As a rule of thumb, we should be enjoying food as close to nature as possible So doesn’t it make sense when it comes to our cooking fats as well? Butter from grass-fed, pastured cows, coconut oil pressed from coconuts, olive oil (the REAL stuff), cold-pressed from olives, and solid fats from healthy, organic, pasture-raised (and uncured when that applies) animals!

I use coconut oil a lot to roast or cook in high heat, but coconut oil and Brussels sprouts are one thing I am not a fan of together. I can do it, but always preferred olive oil. Until this!

Rendering Your Fat:

So first, you want to start rendering your fat. If you cook your bacon in the microwave, just stop now. Not a good idea. Not as tasty, not as healthy, and you’re wasting all that beautiful fat that can be put to good use! I cook mine up in acast iron skillet until it browns, then I lye the strips on a plate lined with paper towels, one on the bottom, one on top, and it gets super crispy as it cools! Then, I get a bowl, and place one paper towel on top of the bowl, and pour the liquid bacon fat through the paper towel (it is probably a good idea to use a glass pyrex bowl with a lid). It’s as simple as that! Store it at room temperature, just like coconut oil.
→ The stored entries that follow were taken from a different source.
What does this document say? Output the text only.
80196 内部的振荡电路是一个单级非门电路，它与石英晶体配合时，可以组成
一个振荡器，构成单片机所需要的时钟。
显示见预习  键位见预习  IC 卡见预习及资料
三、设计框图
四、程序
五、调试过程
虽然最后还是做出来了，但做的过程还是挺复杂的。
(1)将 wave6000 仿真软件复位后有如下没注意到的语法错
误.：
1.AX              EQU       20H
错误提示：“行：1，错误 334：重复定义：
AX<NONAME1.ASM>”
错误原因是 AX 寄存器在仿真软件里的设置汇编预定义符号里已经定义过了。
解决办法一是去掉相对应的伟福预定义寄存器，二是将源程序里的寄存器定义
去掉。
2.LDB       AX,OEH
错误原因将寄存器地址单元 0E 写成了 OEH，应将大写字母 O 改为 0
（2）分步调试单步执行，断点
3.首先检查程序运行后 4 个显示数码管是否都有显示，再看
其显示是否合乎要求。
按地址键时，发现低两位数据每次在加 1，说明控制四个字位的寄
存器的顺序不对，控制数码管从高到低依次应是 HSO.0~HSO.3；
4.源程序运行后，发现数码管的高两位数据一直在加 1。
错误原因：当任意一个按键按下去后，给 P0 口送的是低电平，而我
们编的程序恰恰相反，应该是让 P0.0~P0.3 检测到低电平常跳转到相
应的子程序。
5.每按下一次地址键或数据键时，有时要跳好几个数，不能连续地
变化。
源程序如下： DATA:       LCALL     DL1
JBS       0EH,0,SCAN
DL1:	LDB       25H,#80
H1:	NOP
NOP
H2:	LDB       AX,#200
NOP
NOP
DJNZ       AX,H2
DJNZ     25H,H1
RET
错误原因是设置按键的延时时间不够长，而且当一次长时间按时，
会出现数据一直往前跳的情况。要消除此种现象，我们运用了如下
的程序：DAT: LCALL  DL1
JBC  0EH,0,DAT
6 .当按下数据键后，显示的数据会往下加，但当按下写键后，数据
Melt it before using it to roast veggies and I promise, your husband, boyfriend, former veggie hater will see those greens in a whole new light!!!

 

The Best Oven Roasted Brussels Sprouts

The Best Oven Roasted Brussels Sprouts Method:

I chop off and discard the stems from my sprouts first. Then, if they are large I cut in quarters, smaller ones I cut in half The more leaves that fall off, the better. This is my favorite part. In fact, I may put Weezy to work one day on removing ALL of the leaves and just roasting those for a snack! Seriously, it’s the first part to go, those little leaves never make it to my dinner plate after they come out of the oven!

Then, I roast them in 1-2 Tablespoons of bacon fat, seasoning with salt and pepper for about 30 minutes. That’s it! Simple.

bORSARI

I love to pair these with some wild Coho salmon (another thing I have gotten VERY picky about eating. No farmed fish here! Did you know farmed fish gets fed chicken poop in addition to the GMO corn and soy? DISGUSTING!)

I make my salmon in a foil pouch, seasoned with Borsari, lots of fresh lemon juice, and a little grass-fed butter at 400 degrees for about 20 minutes, (depending on the size of the filet). This is one of my 3 year old daughter’s favorite meals!

Salmon

Enjoy!

See you soon with a 20-week pregnancy update! Half-way there!